Shuffling between my two home bases in Oxford and Madrid last week I had a couple of hours to kill at Gatwick airport. It being past noon, I decided to spend them in the airport's pub, The Flying Horse, enjoying a last couple of pints of English real ale.
Airport pubs are soulless places, but the management at the The Flying Horse has tried to make it homey by installing big bookshelves stuffed with volumes of an age suitable for the faux country mansion decor of cheap wood paneling, dark carpet, and dim lighting.
Studying the titles I had to wonder when the last of them was read. They all seemed to be unknowns that passed into obscurity in the first month they were published. How many people really read A Girl and Her Ways by Amy Le Feuvre or Edward Henry Bickersteth by F.K. Aglianby? Did Hine's Relics of an Uncommon Attorney earn out its advance? The Six Proud Walkers almost got me with the title, but sorry F. Beedin, I prefer to hike alone.

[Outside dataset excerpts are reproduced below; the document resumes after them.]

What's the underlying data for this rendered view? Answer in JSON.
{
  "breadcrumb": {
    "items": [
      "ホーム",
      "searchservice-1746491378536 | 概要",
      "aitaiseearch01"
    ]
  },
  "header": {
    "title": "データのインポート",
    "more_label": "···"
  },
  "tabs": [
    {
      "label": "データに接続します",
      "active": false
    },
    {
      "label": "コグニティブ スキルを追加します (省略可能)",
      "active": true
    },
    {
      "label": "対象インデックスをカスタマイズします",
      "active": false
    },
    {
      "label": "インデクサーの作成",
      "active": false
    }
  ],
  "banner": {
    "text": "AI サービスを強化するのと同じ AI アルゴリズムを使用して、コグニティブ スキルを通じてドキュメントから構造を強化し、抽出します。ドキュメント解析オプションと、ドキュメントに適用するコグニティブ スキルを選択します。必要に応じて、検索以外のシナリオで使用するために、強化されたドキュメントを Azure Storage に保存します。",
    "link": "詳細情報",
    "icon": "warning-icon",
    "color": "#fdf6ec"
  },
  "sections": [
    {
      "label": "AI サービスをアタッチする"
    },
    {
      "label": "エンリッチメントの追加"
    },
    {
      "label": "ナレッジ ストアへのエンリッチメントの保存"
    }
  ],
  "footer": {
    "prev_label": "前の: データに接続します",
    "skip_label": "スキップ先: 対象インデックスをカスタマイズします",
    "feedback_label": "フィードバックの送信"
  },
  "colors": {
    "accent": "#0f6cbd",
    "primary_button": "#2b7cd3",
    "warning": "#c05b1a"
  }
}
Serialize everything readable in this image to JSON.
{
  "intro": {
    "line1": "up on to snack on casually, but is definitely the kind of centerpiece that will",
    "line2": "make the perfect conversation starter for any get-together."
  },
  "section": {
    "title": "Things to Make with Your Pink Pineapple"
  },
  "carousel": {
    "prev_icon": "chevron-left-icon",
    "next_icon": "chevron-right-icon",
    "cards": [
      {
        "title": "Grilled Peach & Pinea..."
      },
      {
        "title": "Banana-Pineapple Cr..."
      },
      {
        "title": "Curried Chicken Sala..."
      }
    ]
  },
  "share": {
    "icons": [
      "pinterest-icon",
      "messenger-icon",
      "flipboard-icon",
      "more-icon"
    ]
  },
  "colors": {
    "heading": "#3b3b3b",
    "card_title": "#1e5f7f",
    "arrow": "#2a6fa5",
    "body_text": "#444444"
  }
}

The only familiar face in this crowd of strangers was War and Peace--in an edition old enough to be tattered but recent enough to be of no value. And it was in Russian. And only volumes three and four.
I can't decide how I feel about books being demoted to mere decoration. On the one hand, it's demeaning to the dreams of hundreds of struggling authors. They're all almost certainly dead, so I guess that's a relief. On the other hand, their only other destination would have been the rubbish skip. If books can still provide the atmosphere of refinement, don't they still have a value?
I wonder if my son will walk into an airport pub seventy years from now and see one of my own titles being used to line the walls.